Cut the scripts you aren’t using. Go through every plugin and external script on your site. If the chat widget rarely gets used, remove it. If the Facebook pixel isn’t driving measurable bookings, pull it. Every script you remove is one less thing blocking the main thread.
Upgrade from shared hosting if that’s your bottleneck. A $5/month plan puts you on a server with hundreds of other sites. When traffic spikes in May because people are booking summer trips, the server slows down during your busiest month. Managed hosting from SiteGround, Cloudways, or Flywheel costs $20-40/month. Some outfitters see load times drop by a full second just from switching hosts.
Set up a CDN. If your host is in Virginia but a visitor is in Oregon, a content delivery network means images load from a West Coast server instead of crossing the country. Cloudflare has a free tier. It takes about ten minutes to set up.

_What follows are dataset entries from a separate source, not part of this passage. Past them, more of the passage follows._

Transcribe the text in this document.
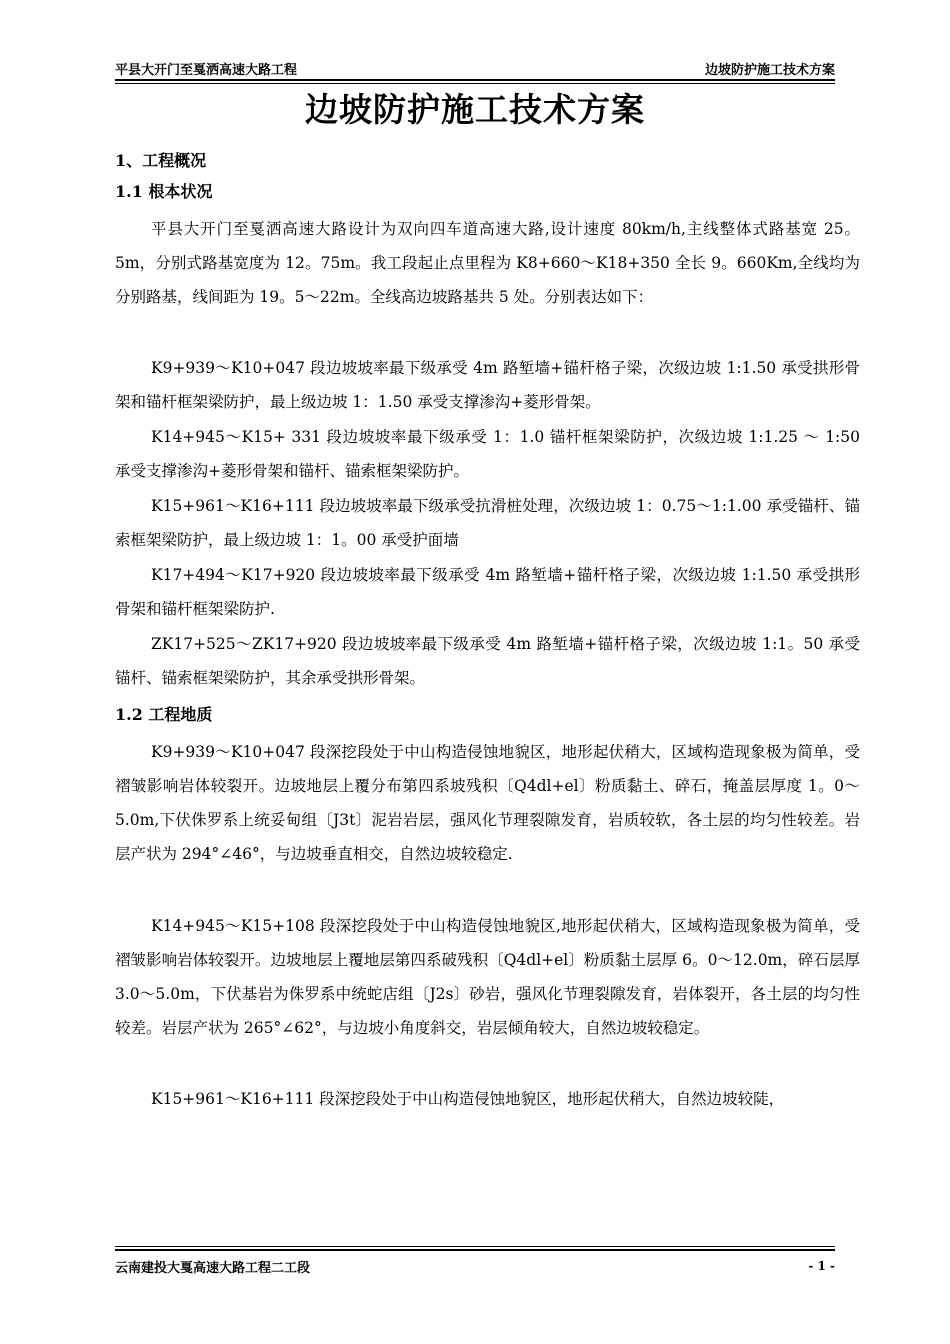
平县大开门至戛洒高速大路工程	边坡防护施工技术方案
边坡防护施工技术方案
1、工程概况
1.1 根本状况

平县大开门至戛洒高速大路设计为双向四车道高速大路,设计速度 80km/h,主线整体式路基宽 25。5m，分别式路基宽度为 12。75m。我工段起止点里程为 K8+660～K18+350 全长 9。660Km,全线均为分别路基，线间距为 19。5～22m。全线高边坡路基共 5 处。分别表达如下：

K9+939～K10+047 段边坡坡率最下级承受 4m 路堑墙+锚杆格子梁，次级边坡 1:1.50 承受拱形骨架和锚杆框架梁防护，最上级边坡 1：1.50 承受支撑渗沟+菱形骨架。

K14+945～K15+ 331 段边坡坡率最下级承受 1：1.0 锚杆框架梁防护，次级边坡 1:1.25 ～ 1:50 承受支撑渗沟+菱形骨架和锚杆、锚索框架梁防护。

K15+961～K16+111 段边坡坡率最下级承受抗滑桩处理，次级边坡 1：0.75～1:1.00 承受锚杆、锚索框架梁防护，最上级边坡 1：1。00 承受护面墙

K17+494～K17+920 段边坡坡率最下级承受 4m 路堑墙+锚杆格子梁，次级边坡 1:1.50 承受拱形骨架和锚杆框架梁防护.

ZK17+525～ZK17+920 段边坡坡率最下级承受 4m 路堑墙+锚杆格子梁，次级边坡 1:1。50 承受锚杆、锚索框架梁防护，其余承受拱形骨架。

1.2 工程地质

K9+939～K10+047 段深挖段处于中山构造侵蚀地貌区，地形起伏稍大，区域构造现象极为简单，受褶皱影响岩体较裂开。边坡地层上覆分布第四系坡残积〔Q4dl+el〕粉质黏土、碎石，掩盖层厚度 1。0～5.0m,下伏侏罗系上统妥甸组〔J3t〕泥岩岩层，强风化节理裂隙发育，岩质较软，各土层的均匀性较差。岩层产状为 294°∠46°，与边坡垂直相交，自然边坡较稳定.

K14+945～K15+108 段深挖段处于中山构造侵蚀地貌区,地形起伏稍大，区域构造现象极为简单，受褶皱影响岩体较裂开。边坡地层上覆地层第四系破残积〔Q4dl+el〕粉质黏土层厚 6。0～12.0m，碎石层厚 3.0～5.0m，下伏基岩为侏罗系中统蛇店组〔J2s〕砂岩，强风化节理裂隙发育，岩体裂开，各土层的均匀性较差。岩层产状为 265°∠62°，与边坡小角度斜交，岩层倾角较大，自然边坡较稳定。

K15+961～K16+111 段深挖段处于中山构造侵蚀地貌区，地形起伏稍大，自然边坡较陡，

云南建投大戛高速大路工程二工段	- 1 -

Speed is now a ranking factor with teeth
Google has used page speed as a ranking signal since 2018, and each major update since has turned the dial. The March 2026 core update turned it further than any before. For seasonal businesses competing on “rafting near me” or “guided fishing trips,” this matters because those searches happen on mobile, on spotty connections, from people who are ready to book right now.
Two outfitters in the same town with similar content? The one with faster Core Web Vitals gets the edge. After March 2026, that edge is wider. An SEO audit that skips a speed check is missing one of the most actionable ranking factors you can fix.
Your mobile experience is where most of your potential customers first meet your business. If it’s slow, they won’t wait.
When to do this work
You’re not going to overhaul your site speed in July when you’re running trips every day. This is off-season work. October or November, when you have time to test changes without risking peak traffic.
Block out an afternoon. Run the speed tests. Compress your images. Defer or remove the scripts you don’t need. Upgrade your hosting if that’s the bottleneck. By the time search volume picks up in spring, your site loads under two seconds and your booking flow is ready.
A tenth of a second matters. Not in some technical-debt-meeting way. In whether the person searching from their phone at a campground books with you or books with the outfitter whose site loaded first.